Я не сумасшедший. Я душевнобольной. У меня болит душа.
Внешне я очень похож на Александра Сергеевича Пушкина. Подобие тяжко, потому что век мне тоже отпущен пушкинский. Я жил иначе, и смерть мне, верно, назначена иная, но знаю, что явится она в миг, когда наполнится его возраст.
Столь страшная зависимость от чужой и бывшей судьбы с детства гнала меня в противоположные ей пределы. Он был поэт, горячая голова, — я стал сухим рационалистом. Он вечно ссорился с властью, — я ревностно ей служил. Он — воплощенная дерзость взлета, я — мудрость умеренного существования. Я и не женился в страхе быть утянутым вихрем его судьбы.
Пушкин еще при жизни перестал быть понятием чисто литературным. Он прожил так чудовищно смело — оторопелая власть не успевала воздавать по заслугам. Иным доставались рудники и виселицы, ибо выступали позже и стадом.
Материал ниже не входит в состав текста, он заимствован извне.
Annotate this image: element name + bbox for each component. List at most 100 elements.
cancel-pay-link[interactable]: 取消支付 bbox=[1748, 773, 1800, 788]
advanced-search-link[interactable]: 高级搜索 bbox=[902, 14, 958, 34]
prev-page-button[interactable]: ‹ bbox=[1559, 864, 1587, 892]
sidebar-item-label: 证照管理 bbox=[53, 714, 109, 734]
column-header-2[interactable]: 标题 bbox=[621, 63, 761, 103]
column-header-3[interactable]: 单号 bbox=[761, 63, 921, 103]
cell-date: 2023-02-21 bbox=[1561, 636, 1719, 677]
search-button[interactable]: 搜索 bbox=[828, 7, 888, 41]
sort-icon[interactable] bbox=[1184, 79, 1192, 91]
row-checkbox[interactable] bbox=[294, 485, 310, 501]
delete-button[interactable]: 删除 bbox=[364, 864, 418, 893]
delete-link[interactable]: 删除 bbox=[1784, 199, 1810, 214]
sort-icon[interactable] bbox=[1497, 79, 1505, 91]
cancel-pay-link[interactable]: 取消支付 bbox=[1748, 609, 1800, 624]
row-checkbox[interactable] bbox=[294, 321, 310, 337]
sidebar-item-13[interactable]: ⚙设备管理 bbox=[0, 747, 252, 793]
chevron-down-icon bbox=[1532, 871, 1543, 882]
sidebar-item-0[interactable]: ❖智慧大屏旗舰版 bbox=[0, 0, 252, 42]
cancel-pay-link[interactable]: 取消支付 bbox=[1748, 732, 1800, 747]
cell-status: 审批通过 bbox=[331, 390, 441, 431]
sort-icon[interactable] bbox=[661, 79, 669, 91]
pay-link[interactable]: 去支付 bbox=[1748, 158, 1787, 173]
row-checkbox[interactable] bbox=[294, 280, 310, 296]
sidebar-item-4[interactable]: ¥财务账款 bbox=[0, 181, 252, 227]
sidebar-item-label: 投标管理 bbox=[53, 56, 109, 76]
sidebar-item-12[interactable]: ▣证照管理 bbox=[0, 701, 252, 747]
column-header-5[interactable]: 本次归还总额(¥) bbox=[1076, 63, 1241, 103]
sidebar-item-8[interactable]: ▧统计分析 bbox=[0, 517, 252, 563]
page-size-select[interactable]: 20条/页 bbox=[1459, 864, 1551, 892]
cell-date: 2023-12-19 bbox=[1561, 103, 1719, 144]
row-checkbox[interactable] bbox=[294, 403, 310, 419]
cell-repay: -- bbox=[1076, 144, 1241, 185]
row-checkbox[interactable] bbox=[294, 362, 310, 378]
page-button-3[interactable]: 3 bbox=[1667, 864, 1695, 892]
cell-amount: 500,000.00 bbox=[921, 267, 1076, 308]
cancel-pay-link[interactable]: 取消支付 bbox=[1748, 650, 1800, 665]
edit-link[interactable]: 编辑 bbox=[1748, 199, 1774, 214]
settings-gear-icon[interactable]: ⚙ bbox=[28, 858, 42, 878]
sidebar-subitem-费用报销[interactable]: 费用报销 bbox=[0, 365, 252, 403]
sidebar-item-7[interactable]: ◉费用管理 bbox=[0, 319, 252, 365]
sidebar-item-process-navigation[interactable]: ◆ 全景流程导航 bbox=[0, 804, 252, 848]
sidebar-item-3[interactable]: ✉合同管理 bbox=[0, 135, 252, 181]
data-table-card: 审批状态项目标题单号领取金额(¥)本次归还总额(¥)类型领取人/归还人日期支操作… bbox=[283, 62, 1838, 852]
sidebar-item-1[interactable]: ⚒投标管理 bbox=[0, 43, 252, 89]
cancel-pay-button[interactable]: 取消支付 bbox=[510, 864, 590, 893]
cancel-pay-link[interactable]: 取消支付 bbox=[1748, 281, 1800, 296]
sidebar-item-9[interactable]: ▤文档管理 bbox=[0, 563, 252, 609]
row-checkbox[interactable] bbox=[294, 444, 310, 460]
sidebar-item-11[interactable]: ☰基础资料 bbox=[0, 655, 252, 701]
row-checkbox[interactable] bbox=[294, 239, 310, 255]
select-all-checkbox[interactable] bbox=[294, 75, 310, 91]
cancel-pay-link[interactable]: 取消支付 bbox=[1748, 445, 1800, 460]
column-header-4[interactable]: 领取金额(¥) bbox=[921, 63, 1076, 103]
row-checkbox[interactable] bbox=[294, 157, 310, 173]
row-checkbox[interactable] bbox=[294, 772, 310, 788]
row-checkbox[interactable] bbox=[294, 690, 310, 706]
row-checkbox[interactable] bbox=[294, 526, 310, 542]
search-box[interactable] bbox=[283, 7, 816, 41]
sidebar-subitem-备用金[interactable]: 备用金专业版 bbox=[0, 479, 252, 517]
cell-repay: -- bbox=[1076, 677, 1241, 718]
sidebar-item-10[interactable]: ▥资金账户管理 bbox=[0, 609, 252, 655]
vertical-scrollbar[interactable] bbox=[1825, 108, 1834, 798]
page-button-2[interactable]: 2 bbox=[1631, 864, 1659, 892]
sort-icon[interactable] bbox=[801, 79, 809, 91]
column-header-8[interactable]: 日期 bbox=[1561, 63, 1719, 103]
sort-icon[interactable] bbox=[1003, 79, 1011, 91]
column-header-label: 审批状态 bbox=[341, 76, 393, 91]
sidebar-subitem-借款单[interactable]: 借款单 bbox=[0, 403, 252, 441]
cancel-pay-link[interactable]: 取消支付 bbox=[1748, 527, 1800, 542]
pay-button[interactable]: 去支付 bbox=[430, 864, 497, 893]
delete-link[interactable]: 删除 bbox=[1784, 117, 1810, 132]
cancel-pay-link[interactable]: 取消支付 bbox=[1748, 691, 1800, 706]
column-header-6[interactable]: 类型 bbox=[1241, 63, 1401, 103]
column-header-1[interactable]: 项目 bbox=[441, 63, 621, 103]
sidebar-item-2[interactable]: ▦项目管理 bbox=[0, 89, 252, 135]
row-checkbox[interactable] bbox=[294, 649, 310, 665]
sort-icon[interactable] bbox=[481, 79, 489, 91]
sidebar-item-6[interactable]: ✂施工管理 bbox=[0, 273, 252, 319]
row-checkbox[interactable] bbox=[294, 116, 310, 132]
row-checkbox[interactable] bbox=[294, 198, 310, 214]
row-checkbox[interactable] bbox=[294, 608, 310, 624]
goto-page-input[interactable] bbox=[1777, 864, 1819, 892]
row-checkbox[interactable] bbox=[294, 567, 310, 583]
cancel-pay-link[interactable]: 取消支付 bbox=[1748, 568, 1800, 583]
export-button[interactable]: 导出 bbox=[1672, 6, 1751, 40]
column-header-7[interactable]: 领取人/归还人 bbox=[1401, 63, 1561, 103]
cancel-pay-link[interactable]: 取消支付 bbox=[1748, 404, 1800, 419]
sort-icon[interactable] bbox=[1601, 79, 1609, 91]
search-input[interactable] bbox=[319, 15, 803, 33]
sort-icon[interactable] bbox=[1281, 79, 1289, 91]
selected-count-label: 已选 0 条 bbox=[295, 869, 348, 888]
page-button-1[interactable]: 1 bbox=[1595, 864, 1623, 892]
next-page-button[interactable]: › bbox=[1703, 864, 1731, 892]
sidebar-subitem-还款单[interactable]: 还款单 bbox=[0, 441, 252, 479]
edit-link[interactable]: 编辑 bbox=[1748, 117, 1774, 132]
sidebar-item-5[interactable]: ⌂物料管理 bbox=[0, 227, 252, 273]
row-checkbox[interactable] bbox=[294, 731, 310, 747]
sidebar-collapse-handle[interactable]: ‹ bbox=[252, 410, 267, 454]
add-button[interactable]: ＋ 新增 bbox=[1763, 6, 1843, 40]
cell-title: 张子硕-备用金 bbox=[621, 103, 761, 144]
А он отделывался забавной ссылкой в теперешние курортные места, как бы для того, чтобы погреметь титулом ссыльного да опального, северным Овидом повеличаться.
Едва появившись на литературном горизонте, Пушкин ограничил поэзию схваткой с властью, но скоро понял, что романтический герой, получивший в жены Свободу, быстренько прирежет ее именно за то, за что полюбил.
Кстати, вывод он приписал совершенно пустячный. «Ты для себя лишь хочешь воли!» — говорит старый цыган Алеко. Но тут — обман. Алеко не нужна никакая воля. Он — единство противоположностей: фанатичный раб и вместе с тем повелитель-помыкатель-диктатор.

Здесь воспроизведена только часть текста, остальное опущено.